I sat in our living room and said to Les, "just make sure that all that positive thinking isn't masking denial..."
He responded, "don't worry, I know it's denial...I just still hold out hope that he's gonna beat this too."
Shoulda listened to myself. Pretty sure thanks to Monday and Tuesday, Les was better prepared than I.
On Sunday, Dad was still coherent. I gave him hugs and said I'd see him next weekend. Told him I was leaving my Superwoman cape with him, but I'd be back with pompoms...I'd be his beating cancer cheerleader. I was deeply worried about the inability to eat and how very thin he'd gotten, but I've been around pain management folks of different stripes for years now, so I just assumed he'd rally. We'd get him eating more, they'd start this new medication regimen, and maybe, just maybe, the word "remission" would enter our lives.

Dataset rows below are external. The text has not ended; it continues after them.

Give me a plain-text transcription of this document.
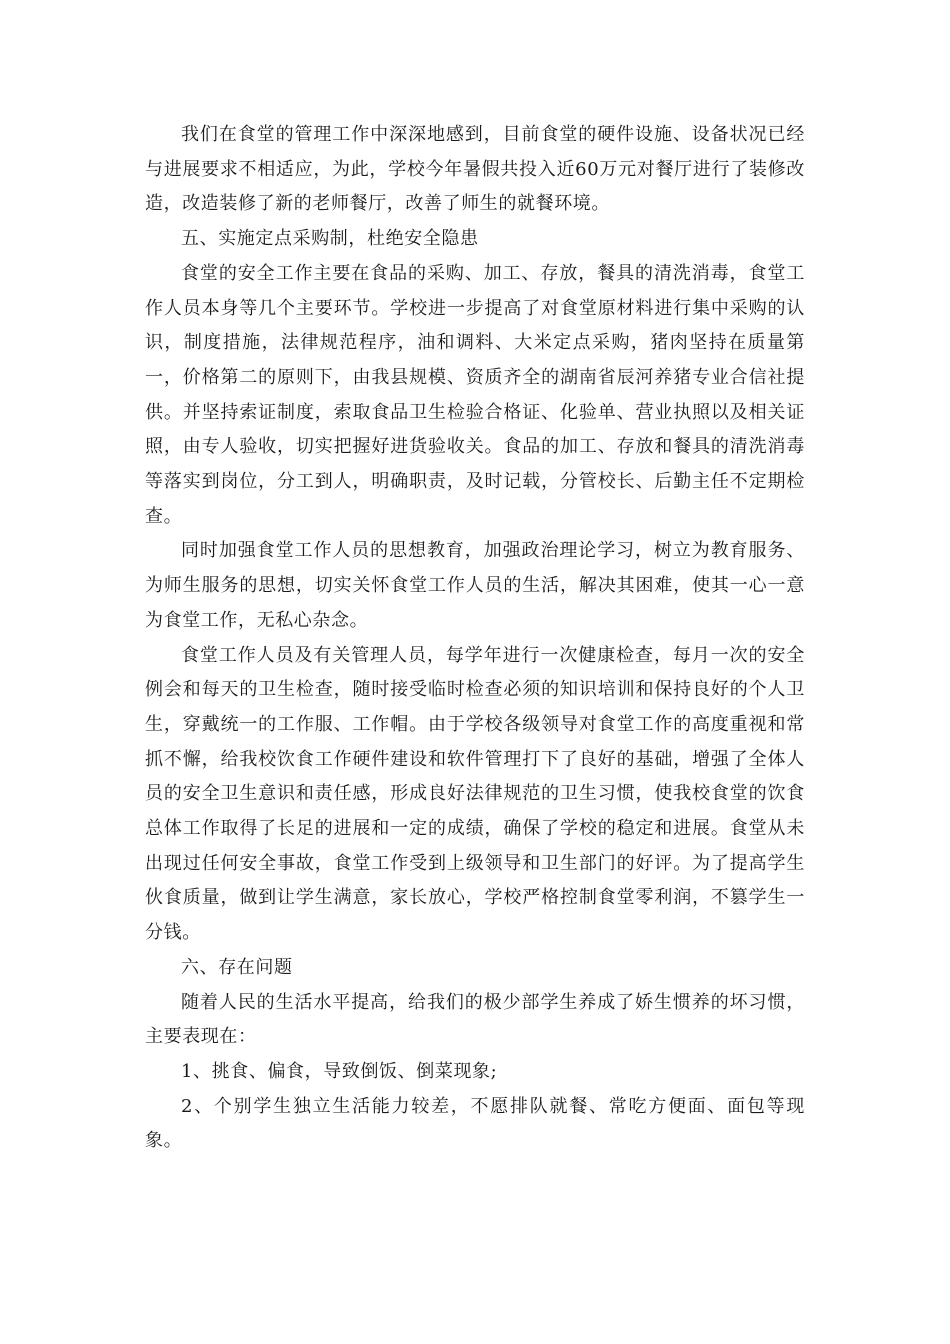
我们在食堂的管理工作中深深地感到，目前食堂的硬件设施、设备状况已经与进展要求不相适应，为此，学校今年暑假共投入近60万元对餐厅进行了装修改造，改造装修了新的老师餐厅，改善了师生的就餐环境。

五、实施定点采购制，杜绝安全隐患

食堂的安全工作主要在食品的采购、加工、存放，餐具的清洗消毒，食堂工作人员本身等几个主要环节。学校进一步提高了对食堂原材料进行集中采购的认识，制度措施，法律规范程序，油和调料、大米定点采购，猪肉坚持在质量第一，价格第二的原则下，由我县规模、资质齐全的湖南省辰河养猪专业合信社提供。并坚持索证制度，索取食品卫生检验合格证、化验单、营业执照以及相关证照，由专人验收，切实把握好进货验收关。食品的加工、存放和餐具的清洗消毒等落实到岗位，分工到人，明确职责，及时记载，分管校长、后勤主任不定期检查。

同时加强食堂工作人员的思想教育，加强政治理论学习，树立为教育服务、为师生服务的思想，切实关怀食堂工作人员的生活，解决其困难，使其一心一意为食堂工作，无私心杂念。

食堂工作人员及有关管理人员，每学年进行一次健康检查，每月一次的安全例会和每天的卫生检查，随时接受临时检查必须的知识培训和保持良好的个人卫生，穿戴统一的工作服、工作帽。由于学校各级领导对食堂工作的高度重视和常抓不懈，给我校饮食工作硬件建设和软件管理打下了良好的基础，增强了全体人员的安全卫生意识和责任感，形成良好法律规范的卫生习惯，使我校食堂的饮食总体工作取得了长足的进展和一定的成绩，确保了学校的稳定和进展。食堂从未出现过任何安全事故，食堂工作受到上级领导和卫生部门的好评。为了提高学生伙食质量，做到让学生满意，家长放心，学校严格控制食堂零利润，不篡学生一分钱。

六、存在问题

随着人民的生活水平提高，给我们的极少部学生养成了娇生惯养的坏习惯，主要表现在：

1、挑食、偏食，导致倒饭、倒菜现象;

2、个别学生独立生活能力较差，不愿排队就餐、常吃方便面、面包等现象。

Melanie's world of denial...the idea of him dying...it wasn't registering with me. Yes, I saw how sharply his health had declined since we saw him at Christmas, but...I couldn't let myself think that we'd lose him. One father every 5 years is plenty. Thank the gods I didn't follow through with my cheerleader package idea; they would have been unwrapping a 6-pack of Ensure and some other silly gifts in the mail from me like, 2 days after he passed.
I left for home Sunday, had to get back to work. Les stayed, and thank the gods he did. Sunday night, Dad's pain was so lousy, Les spent a chunk of the night sitting next to him, Dad in bed, Les on the floor, pushing the bolus for his pain medicine every 8 minutes. While Dad moaned. The next day they got nursing back out there, where it was determined that he needed a drastic increase in his pain meds. Turns out it didn't need to be quite that drastic...Monday night, he was mentally altered and suffering from what in retrospect may not have been panic attacks. They managed to get a Valium into him after several episodes of paranoia where he thought the wife and kids were trying to slip him a mickey. Tuesday morning, the nurses were back out, fixing his medication and ordering a hospital bed, because they were concerned all the lying flat he was doing was putting strain on his heart. His sister also visited, thank goodness. But as the day progressed, he stopped responding to their requests, and they catheterized him. Les was so busy, I barely talked to him Tuesday, so I was assuming he was slammed with Dad's care; I didn't even know he'd become bedbound. He texted me Tuesday night that the new medication regimen had been decided against, because he was just too ill. I remember that, because it made me realize that he was going to die, that we were out of options. But I had no idea it would be so soon...I was telling my sis and bro that it would be weeks now.
The call came at 2 a.m. Wednesday morning.